38520.fb2 King Stachs Wild Hunt - читать онлайн бесплатно полную версию книги . Страница 3

King Stachs Wild Hunt - читать онлайн бесплатно полную версию книги . Страница 3

“You, young man, don't turn your back to me. I'm an old woman. And don't squeeze your toes. Here, take these and dress yourself.”

When we had somewhat warmed up at the fireplace, the old woman looked at us with her deep sunken eyes and said:

“Warmed up a bit? Good! You, young man, will go to sleep with Jan, it won't be comfortable for you here... Jan!”

Jan appeared. An almost blind old man about 60 years of age, with long grey hair, a nose as sharp as an awl, sunken cheeks, and a moustache reaching down to the middle of his chest.

At first I had been surprised that the old woman, alone with oven prongs in her hands, had not been afraid to open the door to two men who had appeared in the night from no one knew where, but after I had seen Jan, I understood that he had been somewhere in hiding and she had depended on him for help.

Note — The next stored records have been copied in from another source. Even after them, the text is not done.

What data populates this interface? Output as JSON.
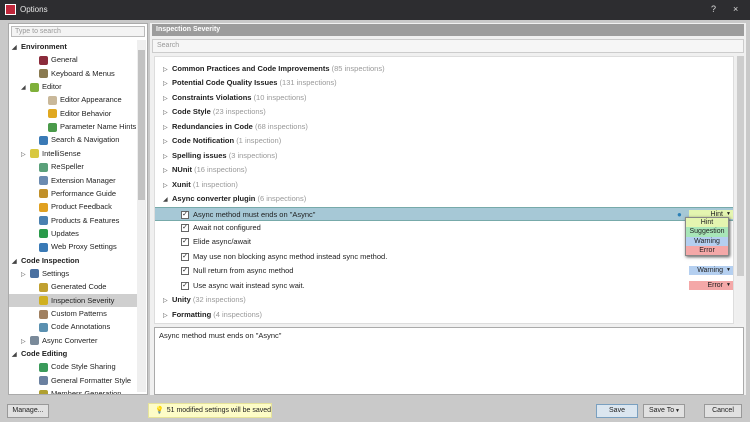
{
  "window": {
    "title": "Options",
    "help": "?",
    "close": "×"
  },
  "left": {
    "search_placeholder": "Type to search",
    "items": [
      {
        "label": "Environment",
        "level": 0,
        "bold": true,
        "arrow": "◢"
      },
      {
        "label": "General",
        "level": 2,
        "color": "#8b2b3b"
      },
      {
        "label": "Keyboard & Menus",
        "level": 2,
        "color": "#8a7a50"
      },
      {
        "label": "Editor",
        "level": 1,
        "arrow": "◢",
        "color": "#7fb03a"
      },
      {
        "label": "Editor Appearance",
        "level": 3,
        "color": "#c9b89a"
      },
      {
        "label": "Editor Behavior",
        "level": 3,
        "color": "#e0a820"
      },
      {
        "label": "Parameter Name Hints",
        "level": 3,
        "color": "#4a9a4a"
      },
      {
        "label": "Search & Navigation",
        "level": 2,
        "color": "#3a7ab6"
      },
      {
        "label": "IntelliSense",
        "level": 1,
        "arrow": "▷",
        "color": "#d8c840"
      },
      {
        "label": "ReSpeller",
        "level": 2,
        "color": "#5aa07a"
      },
      {
        "label": "Extension Manager",
        "level": 2,
        "color": "#6a8ab0"
      },
      {
        "label": "Performance Guide",
        "level": 2,
        "color": "#c0902a"
      },
      {
        "label": "Product Feedback",
        "level": 2,
        "color": "#e0a020"
      },
      {
        "label": "Products & Features",
        "level": 2,
        "color": "#4a80b0"
      },
      {
        "label": "Updates",
        "level": 2,
        "color": "#2a9a4a"
      },
      {
        "label": "Web Proxy Settings",
        "level": 2,
        "color": "#3a7ab6"
      },
      {
        "label": "Code Inspection",
        "level": 0,
        "bold": true,
        "arrow": "◢"
      },
      {
        "label": "Settings",
        "level": 1,
        "arrow": "▷",
        "color": "#4a70a0"
      },
      {
        "label": "Generated Code",
        "level": 2,
        "color": "#c0a030"
      },
      {
        "label": "Inspection Severity",
        "level": 2,
        "color": "#d0b020",
        "selected": true
      },
      {
        "label": "Custom Patterns",
        "level": 2,
        "color": "#a08060"
      },
      {
        "label": "Code Annotations",
        "level": 2,
        "color": "#5a90b0"
      },
      {
        "label": "Async Converter",
        "level": 1,
        "arrow": "▷",
        "color": "#7a8a9a"
      },
      {
        "label": "Code Editing",
        "level": 0,
        "bold": true,
        "arrow": "◢"
      },
      {
        "label": "Code Style Sharing",
        "level": 2,
        "color": "#3a9a5a"
      },
      {
        "label": "General Formatter Style",
        "level": 2,
        "color": "#6a80a0"
      },
      {
        "label": "Members Generation",
        "level": 2,
        "color": "#b0a030"
      }
    ]
  },
  "right": {
    "header": "Inspection Severity",
    "search_placeholder": "Search",
    "rows": [
      {
        "label": "Common Practices and Code Improvements",
        "count": "(85 inspections)",
        "arrow": "▷"
      },
      {
        "label": "Potential Code Quality Issues",
        "count": "(131 inspections)",
        "arrow": "▷"
      },
      {
        "label": "Constraints Violations",
        "count": "(10 inspections)",
        "arrow": "▷"
      },
      {
        "label": "Code Style",
        "count": "(23 inspections)",
        "arrow": "▷"
      },
      {
        "label": "Redundancies in Code",
        "count": "(68 inspections)",
        "arrow": "▷"
      },
      {
        "label": "Code Notification",
        "count": "(1 inspection)",
        "arrow": "▷"
      },
      {
        "label": "Spelling issues",
        "count": "(3 inspections)",
        "arrow": "▷"
      },
      {
        "label": "NUnit",
        "count": "(16 inspections)",
        "arrow": "▷"
      },
      {
        "label": "Xunit",
        "count": "(1 inspection)",
        "arrow": "▷"
      },
      {
        "label": "Async converter plugin",
        "count": "(6 inspections)",
        "arrow": "◢"
      },
      {
        "label": "Async method must ends on \"Async\"",
        "check": true,
        "severity": "Hint",
        "highlighted": true
      },
      {
        "label": "Await not configured",
        "check": true
      },
      {
        "label": "Elide async/await",
        "check": true
      },
      {
        "label": "May use non blocking async method instead sync method.",
        "check": true
      },
      {
        "label": "Null return from async method",
        "check": true,
        "severity": "Warning"
      },
      {
        "label": "Use async wait instead sync wait.",
        "check": true,
        "severity": "Error"
      },
      {
        "label": "Unity",
        "count": "(32 inspections)",
        "arrow": "▷"
      },
      {
        "label": "Formatting",
        "count": "(4 inspections)",
        "arrow": "▷"
      }
    ],
    "severity_options": [
      "Hint",
      "Suggestion",
      "Warning",
      "Error"
    ],
    "severity_colors": {
      "Hint": "#e4f5b0",
      "Suggestion": "#a8e6b8",
      "Warning": "#b4cff0",
      "Error": "#f4a8a8"
    },
    "description": "Async method must ends on \"Async\""
  },
  "footer": {
    "manage": "Manage...",
    "note": "51 modified settings will be saved",
    "save": "Save",
    "save_to": "Save To",
    "cancel": "Cancel"
  }
}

The help was “just grand”: in the hands of the old man I saw a gun. To be exact, it wasn't a gun: “a musket” would be a more correct name for the weapon the man was holding. It was approximately six inches taller than Jan himself, the gun barrel had notches in it and was bell-shaped at the end, the riflestock and butt-stock were worn from long handling, the slow match was hanging down. In a word its place was in an Armoury Museum. Such guns usually shoot as do cannon, and they recoil on the shoulder with such force that a person unprepared for the shock drops down like a sheaf on the ground.

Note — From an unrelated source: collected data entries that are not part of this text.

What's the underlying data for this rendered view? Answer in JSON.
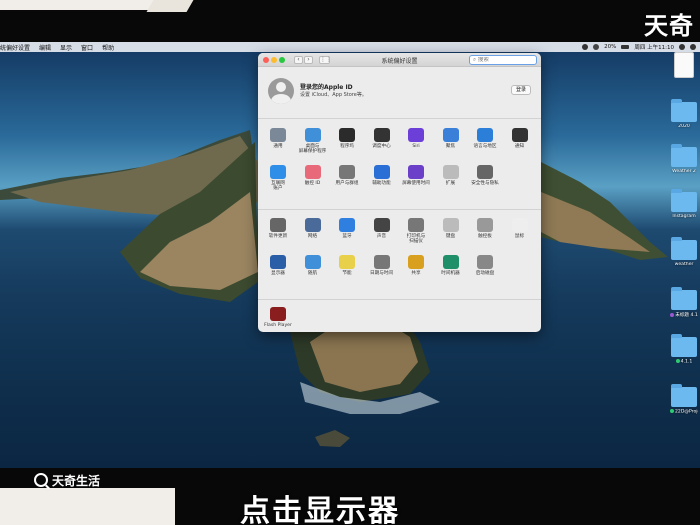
{
  "watermark": "天奇",
  "menubar": {
    "items": [
      "统偏好设置",
      "编辑",
      "显示",
      "窗口",
      "帮助"
    ],
    "battery": "20%",
    "datetime": "周四 上午11:10"
  },
  "window": {
    "title": "系统偏好设置",
    "search_placeholder": "搜索",
    "account": {
      "title": "登录您的Apple ID",
      "subtitle": "设置 iCloud、App Store等。",
      "login_label": "登录"
    },
    "section1": [
      {
        "label": "通用",
        "icon": "general-icon",
        "color": "#7a8898"
      },
      {
        "label": "桌面与\n屏幕保护程序",
        "icon": "desktop-screensaver-icon",
        "color": "#3f8fd9"
      },
      {
        "label": "程序坞",
        "icon": "dock-icon",
        "color": "#2b2b2b"
      },
      {
        "label": "调度中心",
        "icon": "mission-control-icon",
        "color": "#333"
      },
      {
        "label": "Siri",
        "icon": "siri-icon",
        "color": "#6b3fd8"
      },
      {
        "label": "聚焦",
        "icon": "spotlight-icon",
        "color": "#3a7fd8"
      },
      {
        "label": "语言与地区",
        "icon": "language-region-icon",
        "color": "#2c7fd8"
      },
      {
        "label": "通知",
        "icon": "notifications-icon",
        "color": "#333"
      },
      {
        "label": "互联网\n账户",
        "icon": "internet-accounts-icon",
        "color": "#2f8fe8"
      },
      {
        "label": "触控 ID",
        "icon": "touch-id-icon",
        "color": "#e86a7a"
      },
      {
        "label": "用户与群组",
        "icon": "users-groups-icon",
        "color": "#777"
      },
      {
        "label": "辅助功能",
        "icon": "accessibility-icon",
        "color": "#2a6fd6"
      },
      {
        "label": "屏幕使用时间",
        "icon": "screen-time-icon",
        "color": "#6b3fc8"
      },
      {
        "label": "扩展",
        "icon": "extensions-icon",
        "color": "#bbb"
      },
      {
        "label": "安全性与隐私",
        "icon": "security-privacy-icon",
        "color": "#666"
      }
    ],
    "section2": [
      {
        "label": "软件更新",
        "icon": "software-update-icon",
        "color": "#666"
      },
      {
        "label": "网络",
        "icon": "network-icon",
        "color": "#4a6a9a"
      },
      {
        "label": "蓝牙",
        "icon": "bluetooth-icon",
        "color": "#2f7fe0"
      },
      {
        "label": "声音",
        "icon": "sound-icon",
        "color": "#444"
      },
      {
        "label": "打印机与\n扫描仪",
        "icon": "printers-scanners-icon",
        "color": "#777"
      },
      {
        "label": "键盘",
        "icon": "keyboard-icon",
        "color": "#bbb"
      },
      {
        "label": "触控板",
        "icon": "trackpad-icon",
        "color": "#999"
      },
      {
        "label": "鼠标",
        "icon": "mouse-icon",
        "color": "#eee"
      },
      {
        "label": "显示器",
        "icon": "displays-icon",
        "color": "#2a5fa8"
      },
      {
        "label": "随航",
        "icon": "sidecar-icon",
        "color": "#3f8fd9"
      },
      {
        "label": "节能",
        "icon": "energy-saver-icon",
        "color": "#e9d04a"
      },
      {
        "label": "日期与时间",
        "icon": "date-time-icon",
        "color": "#777"
      },
      {
        "label": "共享",
        "icon": "sharing-icon",
        "color": "#d9a020"
      },
      {
        "label": "时间机器",
        "icon": "time-machine-icon",
        "color": "#1f8f6a"
      },
      {
        "label": "启动磁盘",
        "icon": "startup-disk-icon",
        "color": "#888"
      }
    ],
    "section3": [
      {
        "label": "Flash Player",
        "icon": "flash-player-icon",
        "color": "#8a1d1d"
      }
    ]
  },
  "desktop": [
    {
      "label": "",
      "icon": "document-icon",
      "kind": "doc"
    },
    {
      "label": "2020",
      "icon": "folder-icon",
      "kind": "folder"
    },
    {
      "label": "Weather 2",
      "icon": "folder-icon",
      "kind": "folder"
    },
    {
      "label": "Instagram",
      "icon": "folder-icon",
      "kind": "folder"
    },
    {
      "label": "weather",
      "icon": "folder-icon",
      "kind": "folder"
    },
    {
      "label": "未标题 4.1",
      "icon": "folder-icon",
      "kind": "folder",
      "tag": "#9b59d0"
    },
    {
      "label": "4.1.1",
      "icon": "folder-icon",
      "kind": "folder",
      "tag": "#2ecc71"
    },
    {
      "label": "22D@Projec",
      "icon": "folder-icon",
      "kind": "folder",
      "tag": "#2ecc71"
    }
  ],
  "bottom_logo": "天奇生活",
  "caption": "点击显示器"
}
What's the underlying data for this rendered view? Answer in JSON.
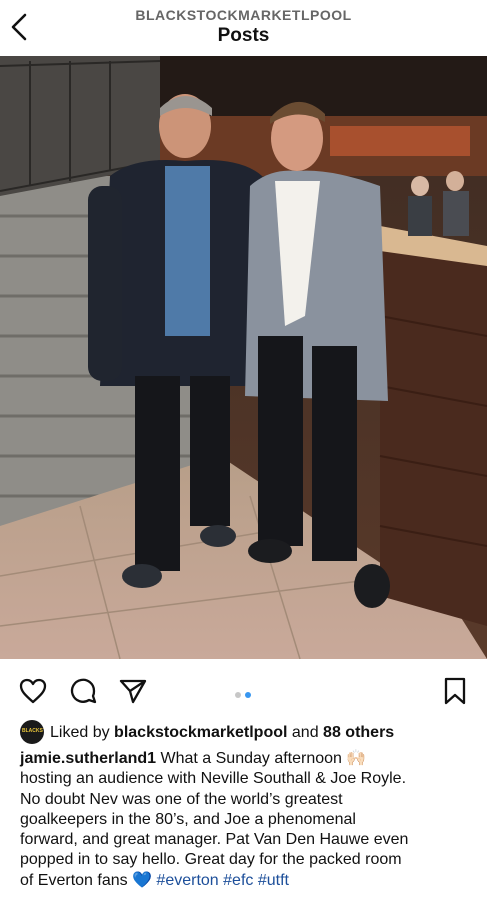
{
  "header": {
    "account": "BLACKSTOCKMARKETLPOOL",
    "title": "Posts",
    "back_icon": "chevron-left-icon"
  },
  "post": {
    "image_alt": "Two men posing together in a market hall",
    "carousel": {
      "total": 2,
      "active": 2
    },
    "actions": [
      "heart-icon",
      "comment-icon",
      "share-icon",
      "bookmark-icon"
    ]
  },
  "likes": {
    "prefix": "Liked by ",
    "user": "blackstockmarketlpool",
    "connector": " and ",
    "others": "88 others"
  },
  "caption": {
    "username": "jamie.sutherland1",
    "lines": [
      " What a Sunday afternoon 🙌🏻",
      "hosting an audience with Neville Southall & Joe Royle.",
      "No doubt Nev was one of the world’s greatest",
      "goalkeepers in the 80’s, and Joe a phenomenal",
      "forward, and great manager. Pat Van Den Hauwe even",
      "popped in to say hello. Great day for the packed room",
      "of Everton fans "
    ],
    "emoji": "💙",
    "hashtags": " #everton #efc #utft"
  },
  "colors": {
    "hashtag": "#1d4f9a",
    "dot_active": "#3897f0",
    "dot_inactive": "#c7c7c7"
  }
}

And for some reason or other I thought with pleasure of the marvelous English six-shooter that was in my pocket.

Hardly able to move his unbending legs, Jan led the coachman to the door. I noticed that even his hands were trembling.

“Dependable aid for the mistress,” I thought.

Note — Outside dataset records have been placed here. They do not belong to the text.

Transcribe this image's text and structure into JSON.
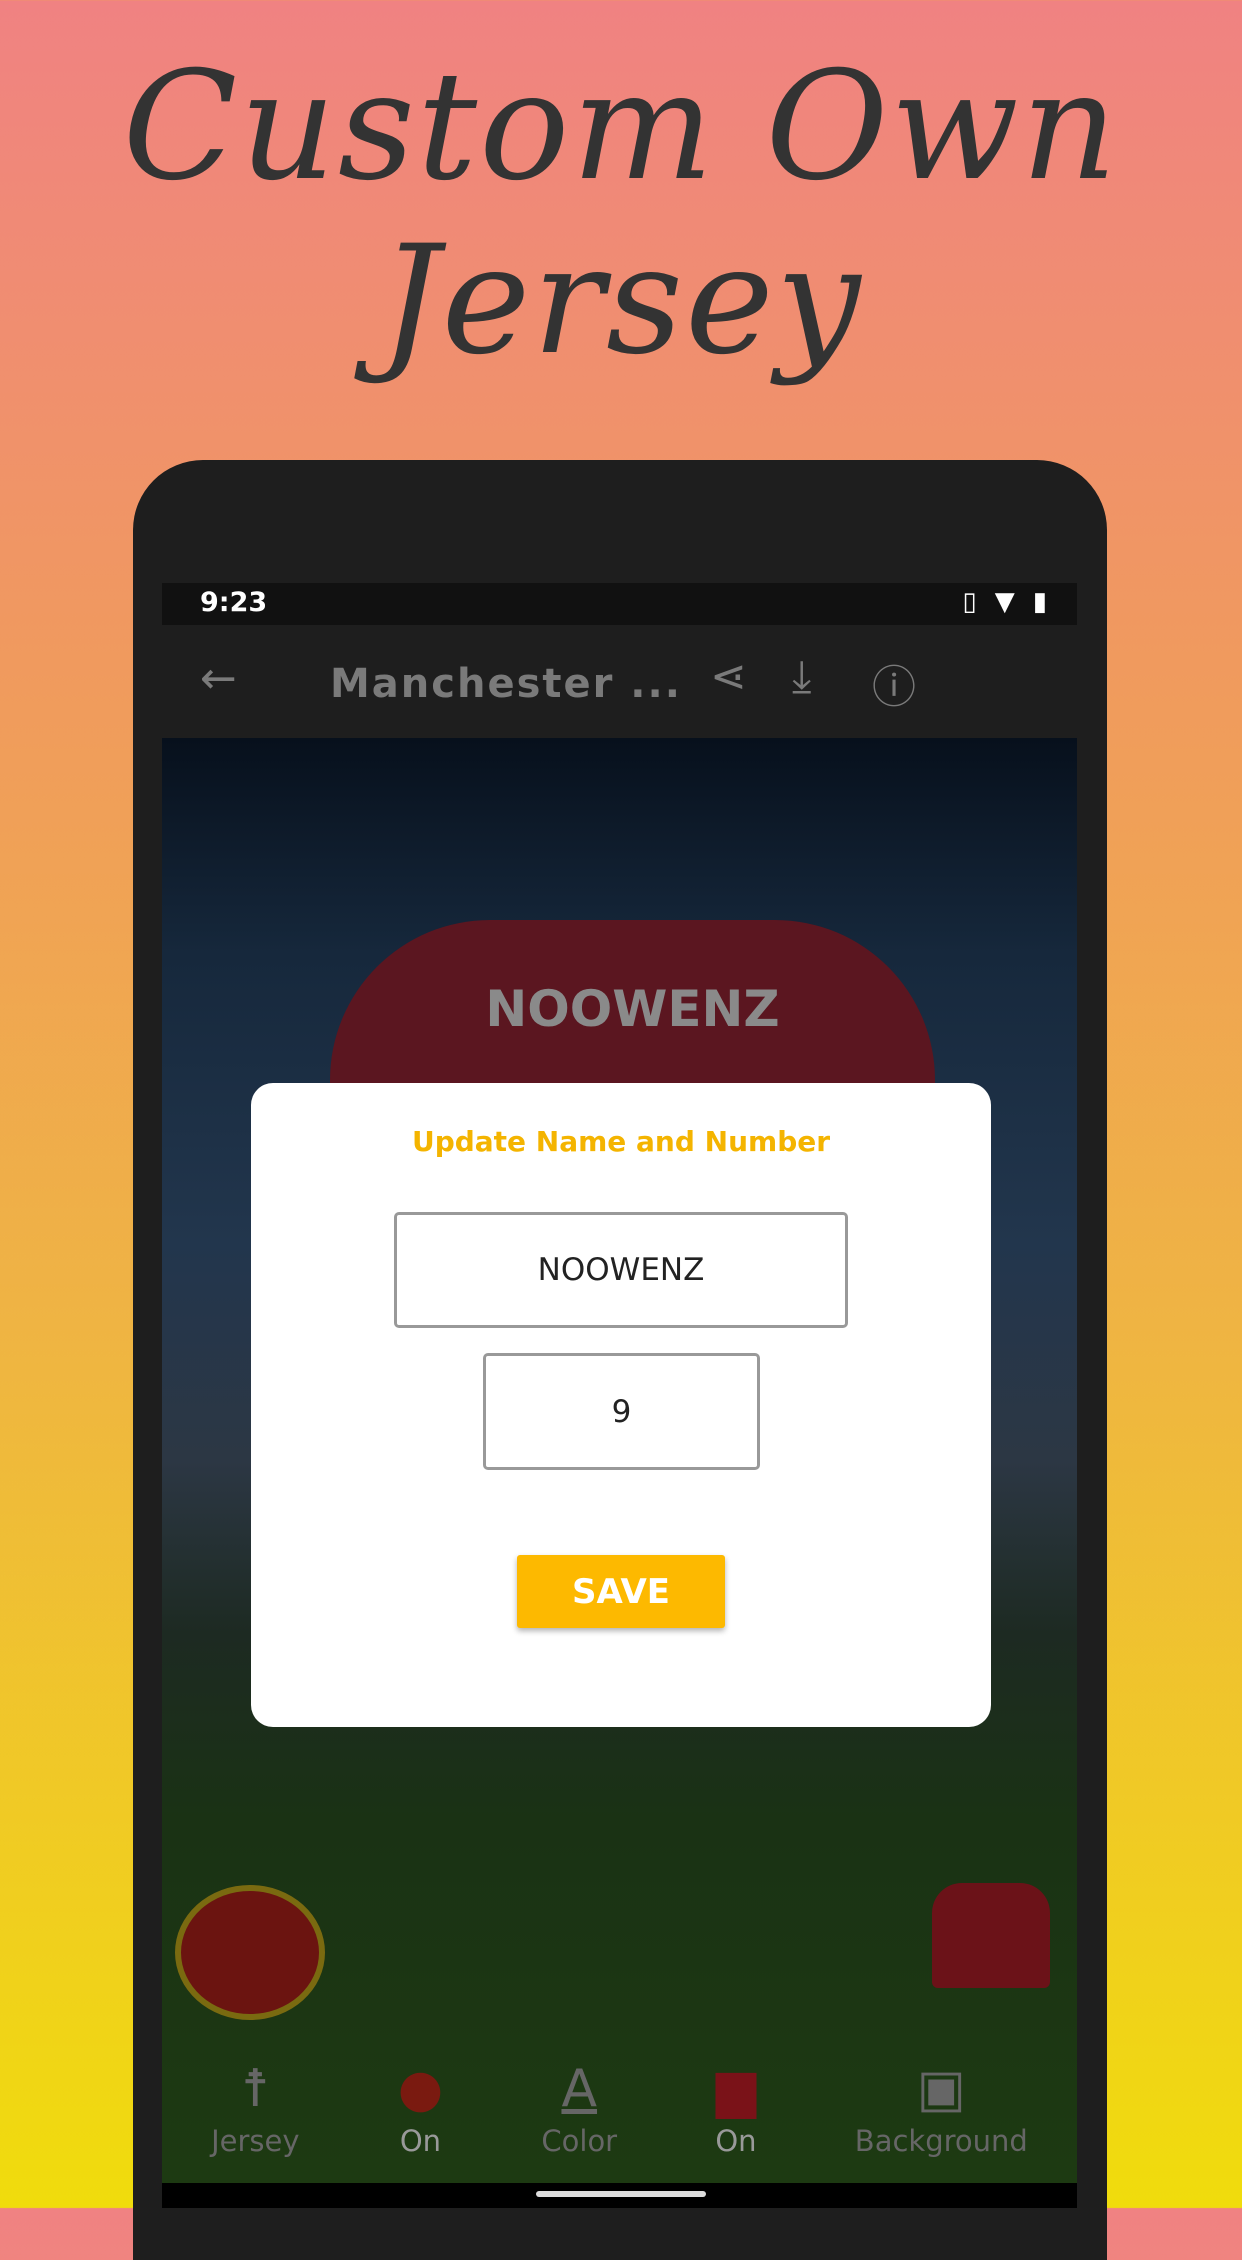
{
  "promo": {
    "headline": "Custom Own Jersey"
  },
  "status_bar": {
    "time": "9:23",
    "icons": [
      "vibrate-icon",
      "wifi-icon",
      "battery-charging-icon"
    ]
  },
  "app_bar": {
    "title": "Manchester ...",
    "actions": [
      "share-icon",
      "download-icon",
      "info-icon"
    ]
  },
  "canvas": {
    "jersey_name": "NOOWENZ"
  },
  "dialog": {
    "title": "Update Name and Number",
    "name_value": "NOOWENZ",
    "number_value": "9",
    "save_label": "SAVE"
  },
  "bottom_nav": [
    {
      "label": "Jersey",
      "icon": "person-icon"
    },
    {
      "label": "On",
      "icon": "club-crest-icon"
    },
    {
      "label": "Color",
      "icon": "text-color-icon"
    },
    {
      "label": "On",
      "icon": "shirt-icon"
    },
    {
      "label": "Background",
      "icon": "image-icon"
    }
  ],
  "colors": {
    "accent": "#fdb900",
    "dialog_title": "#f4b400"
  }
}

But the mistress touched me by the shoulder and invited me to follow after her into the “apartments”. We passed through yet another small room, the old woman opened another door, and I quietly gasped in surprise and delight.

Meeting our gaze was a great entrance-hall, a kind of a drawing-room, a customary thing in ancient castles. And oh! The beauty there!

The room was so enormous that my gloomy reflection in the mirror somewhere on the opposite wall seemed no bigger than the joint of my little finger. The floor was made of oak “bricks” already quite worn, the exceptionally high walls were bordered at the edges with shining fretwork blackened by the years, the windows almost under the ceiling, small ones in deep lancet niches.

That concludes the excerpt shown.